Photo by Ed Wesley. Tattered Giant Swallowtail.

I also spied a Giant Swallowtail butterfly on a butterfly bush near the Library in Hawley. BUT, it was very tattered, as if birds had pecked away a lot of wing tissue. The tattered “Giant Swallowtail” in my pictures is a southern butterfly that frequents orange groves.  I saw a fresh one in our garden, and a week later found a tattered one in Hawley – probably 4 or 5 weeks old. These were firsts – in 20 years of observing local butterflies I’d never seen a G. Swallowtail (although plenty of yellow Tiger Swallowtails, which are native here). It may be another indicator that our local climate is warming – along with an ice-free Upper Delaware River the past three winters.” -Ed Wesley 

 For more information on the Saturday Sept. 8 Butterflies Abound program with Ed Wesley, as well as all our free public programs, visit our calendar here.

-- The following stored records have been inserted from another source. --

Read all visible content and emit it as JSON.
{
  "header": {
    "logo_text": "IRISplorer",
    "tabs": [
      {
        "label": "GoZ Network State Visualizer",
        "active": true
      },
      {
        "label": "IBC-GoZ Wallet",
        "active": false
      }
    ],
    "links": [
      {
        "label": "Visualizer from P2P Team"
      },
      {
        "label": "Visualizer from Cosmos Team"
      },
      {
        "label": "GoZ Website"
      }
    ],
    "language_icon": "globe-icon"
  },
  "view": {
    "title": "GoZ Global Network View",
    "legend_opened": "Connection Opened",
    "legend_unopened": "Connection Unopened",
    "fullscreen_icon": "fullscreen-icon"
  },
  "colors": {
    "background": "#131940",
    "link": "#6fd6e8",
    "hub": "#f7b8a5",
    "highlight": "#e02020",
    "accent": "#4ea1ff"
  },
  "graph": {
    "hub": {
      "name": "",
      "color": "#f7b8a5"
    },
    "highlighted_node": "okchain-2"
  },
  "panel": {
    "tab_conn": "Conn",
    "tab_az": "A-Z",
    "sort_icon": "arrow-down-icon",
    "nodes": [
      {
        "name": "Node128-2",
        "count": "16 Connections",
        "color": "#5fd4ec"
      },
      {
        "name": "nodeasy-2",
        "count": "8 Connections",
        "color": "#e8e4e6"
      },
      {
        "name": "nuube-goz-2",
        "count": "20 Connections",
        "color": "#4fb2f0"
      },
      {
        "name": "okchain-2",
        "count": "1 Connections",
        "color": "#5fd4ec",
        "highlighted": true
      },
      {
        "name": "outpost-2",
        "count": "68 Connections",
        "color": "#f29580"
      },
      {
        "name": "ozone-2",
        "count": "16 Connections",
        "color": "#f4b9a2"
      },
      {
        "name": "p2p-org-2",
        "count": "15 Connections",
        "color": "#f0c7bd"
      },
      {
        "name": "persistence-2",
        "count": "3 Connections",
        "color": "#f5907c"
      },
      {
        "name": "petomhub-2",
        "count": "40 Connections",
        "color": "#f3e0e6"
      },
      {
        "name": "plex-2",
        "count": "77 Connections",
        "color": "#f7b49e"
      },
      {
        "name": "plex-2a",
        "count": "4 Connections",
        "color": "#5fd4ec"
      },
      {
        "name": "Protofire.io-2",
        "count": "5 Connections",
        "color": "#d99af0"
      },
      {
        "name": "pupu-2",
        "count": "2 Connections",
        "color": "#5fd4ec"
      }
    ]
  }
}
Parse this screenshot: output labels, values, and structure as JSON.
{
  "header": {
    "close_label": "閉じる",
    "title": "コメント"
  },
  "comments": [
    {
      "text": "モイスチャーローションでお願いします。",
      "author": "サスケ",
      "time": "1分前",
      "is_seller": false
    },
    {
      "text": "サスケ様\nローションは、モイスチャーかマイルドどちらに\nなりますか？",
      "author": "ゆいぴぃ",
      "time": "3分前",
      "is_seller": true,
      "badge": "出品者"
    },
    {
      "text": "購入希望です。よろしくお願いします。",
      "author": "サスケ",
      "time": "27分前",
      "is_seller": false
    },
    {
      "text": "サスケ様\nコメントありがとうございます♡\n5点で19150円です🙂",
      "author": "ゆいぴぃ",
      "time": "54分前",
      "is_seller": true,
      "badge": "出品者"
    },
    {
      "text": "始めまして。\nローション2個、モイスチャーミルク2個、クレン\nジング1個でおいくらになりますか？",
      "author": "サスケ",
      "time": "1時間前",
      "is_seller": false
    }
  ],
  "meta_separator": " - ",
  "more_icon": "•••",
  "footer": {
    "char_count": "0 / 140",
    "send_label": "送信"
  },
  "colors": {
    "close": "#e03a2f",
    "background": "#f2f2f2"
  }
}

 -Sarah Hall, PPL Wallenpaupack


  1. Nancy Kelley said,

    September 5, 2012 at 3:06 pm

    I want out to let several Monarch butterflies go and I noticed many new eggs…what can I do to preserve the eggs for next year. Michigan has an Indian summer in October…but it is too late for these fellows. Let go 30 males and 2 females last weekend…help!

    • PPL Preserves said,

      September 10, 2012 at 10:57 am

      While I am not too familiar with Michigan’s climate I would say in this case it would be best to let nature take its course and not preserve the eggs for next year. The eggs are probably still developing and have a chance for survival, even if they don’t there are always stragglers left by local populations who don’t migrate.

  2. allmountaingirl said,

    September 7, 2012 at 12:34 pm

    Very interesting and informative. I will be paying closer attention to the direction of flight! Great article and photos!